In a statement released Friday by the White House, President Joe Biden hailed the low inflation figures and pointed out that over the second half of 2023, inflation rose at an annualized rate of 1.9%, below the Fed’s long-term target rate of 2%.

“That’s an important milestone that means more breathing room for working families,” Biden said. “Our economy grew by more than 3% in 2023, while inflation has been at 2% in the second half of the year, and unemployment remained below 4% for a second year. This means significant progress for American workers — with wages, wealth and employment all higher than they were four years ago.”

Lightning in a bottle

The performance of the economy in 2023 stands in stark contrast to predictions of stagnant or declining growth that were commonplace 12 months ago.

“The economy defied all expectations in 2023,” Greg McBride, the chief financial analyst for, told VOA. “At the beginning of 2023, the widespread consensus was that we were going to have a recession during the year.

“Not only did we not have the recession, but the economy grew and grew at a faster pace than it had in 2022, all the while making substantial progress on getting inflation down to more normal levels. That is like catching lightning in a bottle.”

While the economy isn’t completely “out of the woods” yet, McBride said, the chance of achieving what the Fed has described as a “soft landing” now appears as strong as it ever has.

Positive signal

“The GDP data yesterday and the income-expenditure data today point really strongly to an economy that is settling into a very good groove,” said Josh Bivens, research director for the Economic Policy Institute, a left-leaning think tank in Washington.

“GDP growth has accelerated in recent quarters while inflation has decelerated,” Bivens wrote to VOA in an email exchange. “Real [inflation-adjusted] measures of wages and disposable personal income are growing at a rising rate.

“If we manage to keep the labor market healthy with 4% unemployment or below for the coming year, I think inflation will be normal enough throughout 2024 that it could be a very good year for most U.S. families.”

Bivens said he would like to see the Fed begin to cut interest rates soon, though, to prevent the economy from backsliding.
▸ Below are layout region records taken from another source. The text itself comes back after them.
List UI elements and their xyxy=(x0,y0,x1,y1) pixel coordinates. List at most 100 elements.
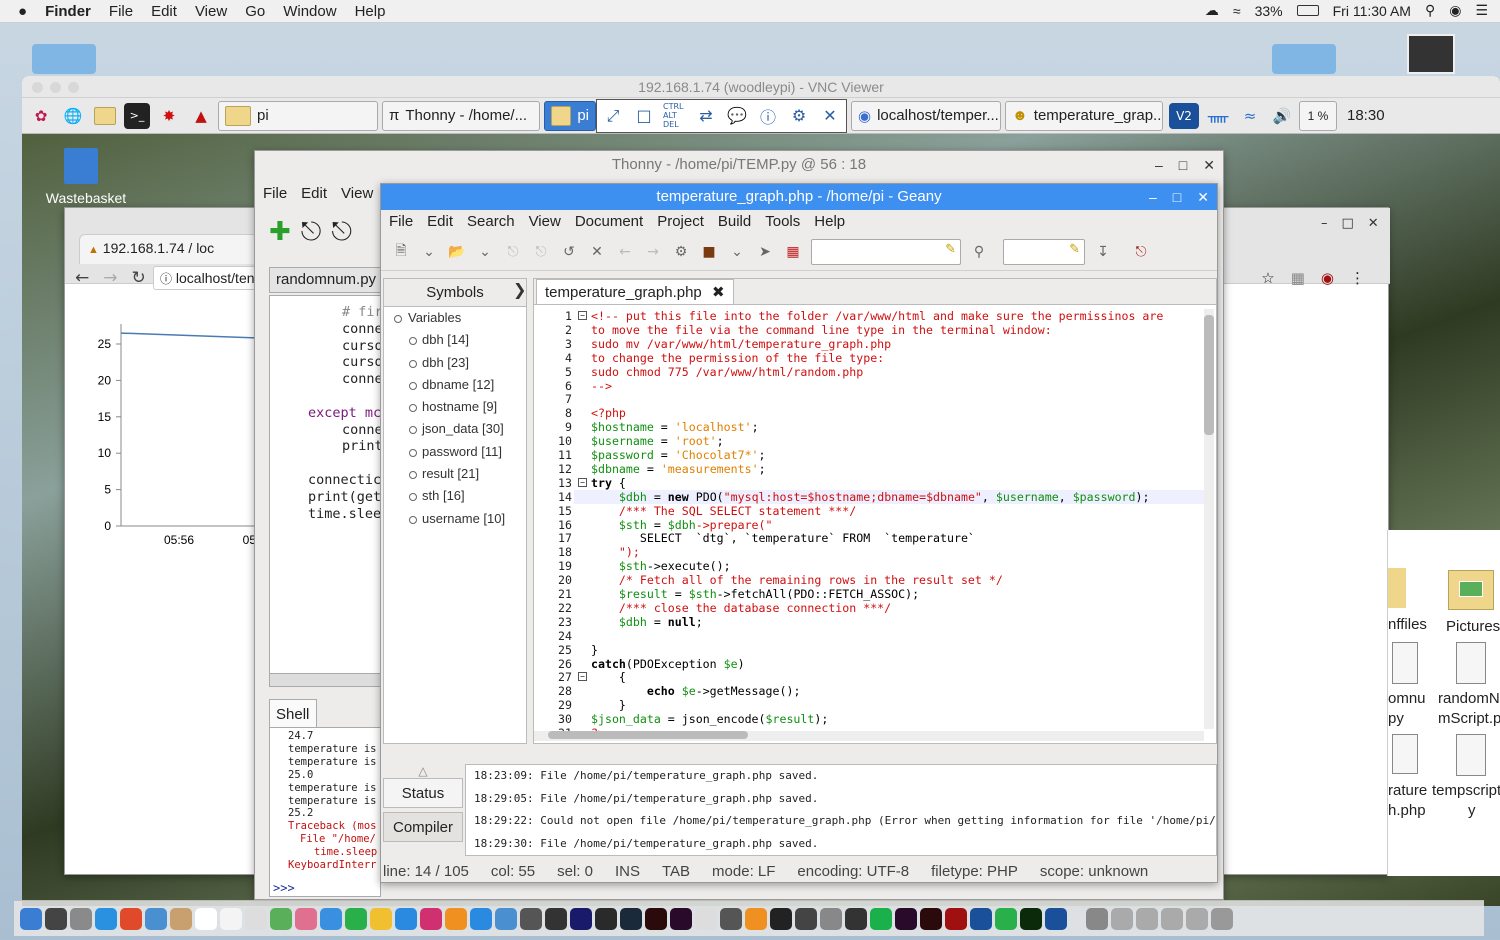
info-icon[interactable]: ⓘ xyxy=(756,104,780,128)
dock-app-icon[interactable] xyxy=(370,907,392,930)
fold-marker-icon[interactable]: − xyxy=(578,311,587,320)
goto-icon[interactable]: ↧ xyxy=(1093,242,1113,262)
dock-app-icon[interactable] xyxy=(595,907,617,930)
apple-icon[interactable]: ● xyxy=(18,3,27,20)
code-line[interactable]: $hostname = 'localhost'; xyxy=(591,420,759,434)
symbol-group-variables[interactable]: Variables xyxy=(384,307,526,329)
code-line[interactable]: } xyxy=(591,698,626,712)
dock-app-icon[interactable] xyxy=(570,907,592,930)
compiler-tab[interactable]: Compiler xyxy=(383,812,463,842)
dock-app-icon[interactable] xyxy=(995,907,1017,930)
star-icon[interactable]: ☆ xyxy=(1261,269,1274,287)
symbol-item[interactable]: sth [16] xyxy=(384,485,526,507)
dock-app-icon[interactable] xyxy=(745,907,767,930)
wifi-icon[interactable]: ≈ xyxy=(1237,103,1263,129)
battery-icon[interactable] xyxy=(1296,5,1319,16)
code-line[interactable]: $dbh = new PDO("mysql:host=$hostname;dbn… xyxy=(591,490,1150,504)
close-connection-icon[interactable]: ✕ xyxy=(818,104,842,128)
editor-hscrollbar[interactable] xyxy=(534,731,1204,741)
dock-app-icon[interactable] xyxy=(1020,907,1042,930)
dock-app-icon[interactable] xyxy=(195,907,217,930)
back-icon[interactable]: ← xyxy=(75,268,89,288)
back-icon[interactable]: ← xyxy=(615,242,635,262)
new-file-icon[interactable]: 🗎 xyxy=(391,242,411,262)
desktop-folder-icon[interactable] xyxy=(32,44,96,74)
dock-app-icon[interactable] xyxy=(945,907,967,930)
menu-help[interactable]: Help xyxy=(814,213,845,230)
code-line[interactable]: $result = $sth->fetchAll(PDO::FETCH_ASSO… xyxy=(591,587,919,601)
file-label[interactable]: tempscript xyxy=(1432,782,1500,799)
symbol-item[interactable]: dbname [12] xyxy=(384,374,526,396)
menu-help[interactable]: Help xyxy=(355,3,386,20)
tab-temperature-graph[interactable]: temperature_graph.php ✖ xyxy=(536,279,734,304)
menu-view[interactable]: View xyxy=(529,213,561,230)
menu-finder[interactable]: Finder xyxy=(45,3,91,20)
code-line[interactable]: to change the permission of the file typ… xyxy=(591,351,884,365)
color-chooser-icon[interactable]: ▦ xyxy=(783,242,803,262)
symbol-item[interactable]: username [10] xyxy=(384,508,526,530)
dock-app-icon[interactable] xyxy=(1086,907,1108,930)
menu-edit[interactable]: Edit xyxy=(151,3,177,20)
thonny-code-line[interactable]: curso xyxy=(342,354,380,370)
dock-app-icon[interactable] xyxy=(70,907,92,930)
dock-app-icon[interactable] xyxy=(1161,907,1183,930)
quit-icon[interactable]: ⎋ xyxy=(1131,242,1151,262)
taskbar-button-pi-active[interactable]: pi xyxy=(544,100,596,131)
thonny-code-line[interactable]: # fir xyxy=(342,304,380,320)
clear-icon[interactable]: ✎ xyxy=(1069,242,1080,257)
dock-app-icon[interactable] xyxy=(470,907,492,930)
code-line[interactable]: /*** close the database connection ***/ xyxy=(591,601,891,615)
menu-view[interactable]: View xyxy=(341,185,373,202)
dock-app-icon[interactable] xyxy=(345,907,367,930)
taskbar-button-pi[interactable]: pi xyxy=(218,100,378,131)
dock-app-icon[interactable] xyxy=(820,907,842,930)
file-label[interactable]: rature xyxy=(1388,782,1427,799)
dock-app-icon[interactable] xyxy=(1111,907,1133,930)
shell-output[interactable]: 24.7 temperature is temperature is 25.0 temp… xyxy=(269,727,381,897)
status-tab[interactable]: Status xyxy=(383,778,463,808)
new-file-icon[interactable]: ✚ xyxy=(269,217,291,248)
code-line[interactable]: $dbh = null; xyxy=(591,615,703,629)
bluetooth-icon[interactable]: ᚅ xyxy=(1205,103,1231,129)
forward-icon[interactable]: → xyxy=(103,268,117,288)
symbol-item[interactable]: hostname [9] xyxy=(384,396,526,418)
close-file-icon[interactable]: ✕ xyxy=(587,242,607,262)
spotlight-icon[interactable]: ⚲ xyxy=(1425,2,1435,19)
maximize-icon[interactable]: □ xyxy=(1179,151,1187,179)
dock-app-icon[interactable] xyxy=(695,907,717,930)
code-line[interactable]: $password = 'Chocolat7*'; xyxy=(591,448,766,462)
run-icon[interactable]: ➤ xyxy=(755,242,775,262)
code-line[interactable]: to move the file via the command line ty… xyxy=(591,323,1052,337)
thonny-editor[interactable]: # fir conne curso curso conne except mc conne p… xyxy=(269,295,381,675)
code-line[interactable]: } xyxy=(591,643,598,657)
folder-icon[interactable] xyxy=(1388,568,1406,608)
dock-app-icon[interactable] xyxy=(120,907,142,930)
mathematica-icon[interactable]: ✸ xyxy=(156,103,182,129)
dock-app-icon[interactable] xyxy=(720,907,742,930)
compile-icon[interactable]: ⚙ xyxy=(671,242,691,262)
thonny-code-line[interactable]: curso xyxy=(342,338,380,354)
dock-app-icon[interactable] xyxy=(1211,907,1233,930)
code-line[interactable]: <!-- put this file into the folder /var/… xyxy=(591,309,1163,323)
thonny-code-line[interactable]: conne xyxy=(342,371,380,387)
chat-icon[interactable]: 💬 xyxy=(725,104,749,128)
close-icon[interactable]: ✕ xyxy=(1368,216,1379,231)
ublock-icon[interactable]: ◉ xyxy=(1321,269,1334,287)
menu-file[interactable]: File xyxy=(389,213,413,230)
code-line[interactable]: $json_data = json_encode($result); xyxy=(591,712,828,726)
code-line[interactable]: "); xyxy=(591,545,640,559)
reload-icon[interactable]: ↻ xyxy=(132,268,146,288)
dock-app-icon[interactable] xyxy=(295,907,317,930)
fold-marker-icon[interactable]: − xyxy=(578,672,587,682)
build-icon[interactable]: ■ xyxy=(699,242,719,262)
menu-icon[interactable]: ⋮ xyxy=(1350,269,1365,287)
maximize-icon[interactable]: □ xyxy=(1173,184,1181,210)
save-file-icon[interactable]: ⎋ xyxy=(331,217,352,248)
dock-app-icon[interactable] xyxy=(245,907,267,930)
web-browser-icon[interactable]: 🌐 xyxy=(60,103,86,129)
desktop-thumbnail[interactable] xyxy=(1407,34,1455,74)
save-all-icon[interactable]: ⎋ xyxy=(531,242,551,262)
code-line[interactable]: /* Fetch all of the remaining rows in th… xyxy=(591,573,1003,587)
close-tab-icon[interactable]: ✖ xyxy=(712,284,725,301)
dropdown-icon[interactable]: ⌄ xyxy=(475,242,495,262)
“The federal funds rates we have today are very contractionary, and this week’s reports show that recent inflation is running right at the Fed’s preferred 2% target, so this level of contractionary policy just isn’t needed,” he said.

Reasons for concern

Not all economists believe the future for the U.S. economy is necessarily so rosy.

“There are reasons for satisfaction — we’ve done well, so far — but I’m not optimistic about the longer run,” said Desmond Lachman, a senior fellow with the American Enterprise Institute, a conservative think tank in Washington.

While conceding that the “consensus forecast was hopelessly wrong,” about 2023, Lachman told VOA there are plenty of reasons for concern about the future. For example, hot wars in Ukraine and Gaza are threatening global economic stability, and actions by Houthi rebels in Yemen against commercial shipping threaten to snarl global supply chains.

Closer to home, Lachman said, he has his eye on a “slow motion train wreck” in the U.S. commercial property sector that he expects to accelerate before the end of 2024.

During the pandemic, a huge share of Americans shifted to remote working, and many remain out of the office. This means that as business leases on office space expire, many will not be renewed, leaving property developers unable to service the loans. This, in turn, Lachman said, will result in many U.S. banks suffering large losses on their commercial real estate portfolios.

“By the end of this whole story, you could get defaults on between $700 billion and $1 trillion of debt,” Lachman said. “We know that for the regional banks, that’s at least 20% of their portfolio.”